Senior royal aide Jamie Lowther-Pinkerton said the princes “believe the broadcast of these photographs to be wholly inappropriate, deeply distressing to them and to the relatives of the others who died that night”.
In a letter to Channel 4 executive Hamish Mykura, he wrote: “If it were your or my mother dying in that tunnel, would we want the scene broadcast to the nation? Indeed, would the nation so want it?”
“These photographs, regardless of the fact that they do not actually show the Princess’s features, are redolent with the atmosphere and tragedy of the closing moments of her life.”
Diana died along with her companion Dodi al Fayed when the car driven by their chauffeur Henri Paul crashed in a Paris road tunnel while being chased by paparazzi on motorbikes. Paul was also killed.

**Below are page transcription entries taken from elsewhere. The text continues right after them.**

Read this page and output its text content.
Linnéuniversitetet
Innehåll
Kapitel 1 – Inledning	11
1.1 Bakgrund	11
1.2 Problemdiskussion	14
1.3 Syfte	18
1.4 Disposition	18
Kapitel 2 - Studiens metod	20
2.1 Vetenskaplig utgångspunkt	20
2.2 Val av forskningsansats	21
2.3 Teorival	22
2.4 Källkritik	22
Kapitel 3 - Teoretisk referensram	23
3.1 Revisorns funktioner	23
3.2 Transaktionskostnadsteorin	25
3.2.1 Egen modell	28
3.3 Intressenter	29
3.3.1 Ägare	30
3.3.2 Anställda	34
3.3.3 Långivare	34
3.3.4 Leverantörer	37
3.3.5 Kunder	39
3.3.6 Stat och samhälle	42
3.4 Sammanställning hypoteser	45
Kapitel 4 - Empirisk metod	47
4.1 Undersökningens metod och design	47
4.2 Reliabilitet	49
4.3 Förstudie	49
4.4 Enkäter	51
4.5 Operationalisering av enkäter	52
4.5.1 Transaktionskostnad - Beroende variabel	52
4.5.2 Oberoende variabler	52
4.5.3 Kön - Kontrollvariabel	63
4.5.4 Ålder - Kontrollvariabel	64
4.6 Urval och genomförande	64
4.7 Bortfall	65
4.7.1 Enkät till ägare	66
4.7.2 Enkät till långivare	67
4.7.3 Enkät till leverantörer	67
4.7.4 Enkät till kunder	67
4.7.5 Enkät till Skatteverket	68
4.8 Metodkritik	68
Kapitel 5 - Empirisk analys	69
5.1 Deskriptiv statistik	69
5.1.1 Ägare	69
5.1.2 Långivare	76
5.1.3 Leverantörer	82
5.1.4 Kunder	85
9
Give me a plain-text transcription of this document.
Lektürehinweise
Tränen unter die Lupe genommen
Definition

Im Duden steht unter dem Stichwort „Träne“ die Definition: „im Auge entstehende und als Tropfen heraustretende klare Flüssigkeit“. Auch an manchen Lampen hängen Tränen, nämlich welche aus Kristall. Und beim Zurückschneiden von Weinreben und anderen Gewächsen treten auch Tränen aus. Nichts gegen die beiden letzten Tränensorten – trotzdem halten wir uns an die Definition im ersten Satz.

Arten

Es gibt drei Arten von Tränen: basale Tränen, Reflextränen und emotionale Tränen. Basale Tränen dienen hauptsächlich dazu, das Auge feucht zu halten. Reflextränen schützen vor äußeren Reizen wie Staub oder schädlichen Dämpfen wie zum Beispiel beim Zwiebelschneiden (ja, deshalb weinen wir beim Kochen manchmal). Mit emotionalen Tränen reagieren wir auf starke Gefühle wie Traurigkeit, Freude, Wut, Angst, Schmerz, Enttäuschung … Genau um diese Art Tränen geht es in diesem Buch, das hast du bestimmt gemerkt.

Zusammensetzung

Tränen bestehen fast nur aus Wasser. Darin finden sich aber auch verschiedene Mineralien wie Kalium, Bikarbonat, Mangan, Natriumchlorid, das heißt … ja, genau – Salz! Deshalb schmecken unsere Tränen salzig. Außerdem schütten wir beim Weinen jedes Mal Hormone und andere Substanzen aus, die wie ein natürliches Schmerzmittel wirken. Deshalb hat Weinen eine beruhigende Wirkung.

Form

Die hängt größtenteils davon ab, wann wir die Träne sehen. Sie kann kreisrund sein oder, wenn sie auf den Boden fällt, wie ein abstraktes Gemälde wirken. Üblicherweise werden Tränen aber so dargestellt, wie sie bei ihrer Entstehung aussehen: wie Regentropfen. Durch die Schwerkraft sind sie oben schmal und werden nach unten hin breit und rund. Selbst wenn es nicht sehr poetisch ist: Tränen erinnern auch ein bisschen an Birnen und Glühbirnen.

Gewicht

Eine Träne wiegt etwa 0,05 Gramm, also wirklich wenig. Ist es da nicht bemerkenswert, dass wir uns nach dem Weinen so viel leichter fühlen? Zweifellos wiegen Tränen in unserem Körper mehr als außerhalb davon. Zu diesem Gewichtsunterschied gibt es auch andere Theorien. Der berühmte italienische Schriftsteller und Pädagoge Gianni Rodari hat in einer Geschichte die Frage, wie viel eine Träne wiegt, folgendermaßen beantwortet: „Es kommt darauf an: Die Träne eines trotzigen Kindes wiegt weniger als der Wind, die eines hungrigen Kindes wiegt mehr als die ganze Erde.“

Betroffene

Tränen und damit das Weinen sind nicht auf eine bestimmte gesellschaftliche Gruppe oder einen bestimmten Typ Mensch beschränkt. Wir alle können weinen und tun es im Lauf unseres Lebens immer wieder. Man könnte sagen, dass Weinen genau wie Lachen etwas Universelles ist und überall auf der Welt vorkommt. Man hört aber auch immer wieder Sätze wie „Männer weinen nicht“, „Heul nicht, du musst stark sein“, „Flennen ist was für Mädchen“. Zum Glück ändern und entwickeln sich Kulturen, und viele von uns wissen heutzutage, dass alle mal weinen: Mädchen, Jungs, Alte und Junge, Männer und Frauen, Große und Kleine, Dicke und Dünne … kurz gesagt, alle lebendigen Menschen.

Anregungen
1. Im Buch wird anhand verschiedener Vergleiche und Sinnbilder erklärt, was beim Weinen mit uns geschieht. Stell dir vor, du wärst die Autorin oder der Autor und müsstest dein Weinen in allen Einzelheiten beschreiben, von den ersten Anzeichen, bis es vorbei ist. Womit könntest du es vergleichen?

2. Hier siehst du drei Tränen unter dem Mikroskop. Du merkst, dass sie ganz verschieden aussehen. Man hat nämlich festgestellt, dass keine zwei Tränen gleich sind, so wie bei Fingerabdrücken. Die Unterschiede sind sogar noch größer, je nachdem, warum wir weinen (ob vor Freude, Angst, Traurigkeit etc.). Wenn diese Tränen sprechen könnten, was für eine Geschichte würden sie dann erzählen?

The decision to make the letter public underlined the anger of the young princes who have constantly asked for their mother to be left to “rest in peace”.
But their pleas are falling on deaf ears in the lead up to the 10th anniversary of her death in August.
Last year, the princes criticized an Italian magazine for printing a picture from the crash.
“We feel deeply saddened that such a low has been reached,” the two princes said in a rare statement.
Milan-based magazine Chi defended its decision to run the photo, which showed Diana slumped and dying in the mangled Mercedes moments after it slammed into the tunnel at high speed.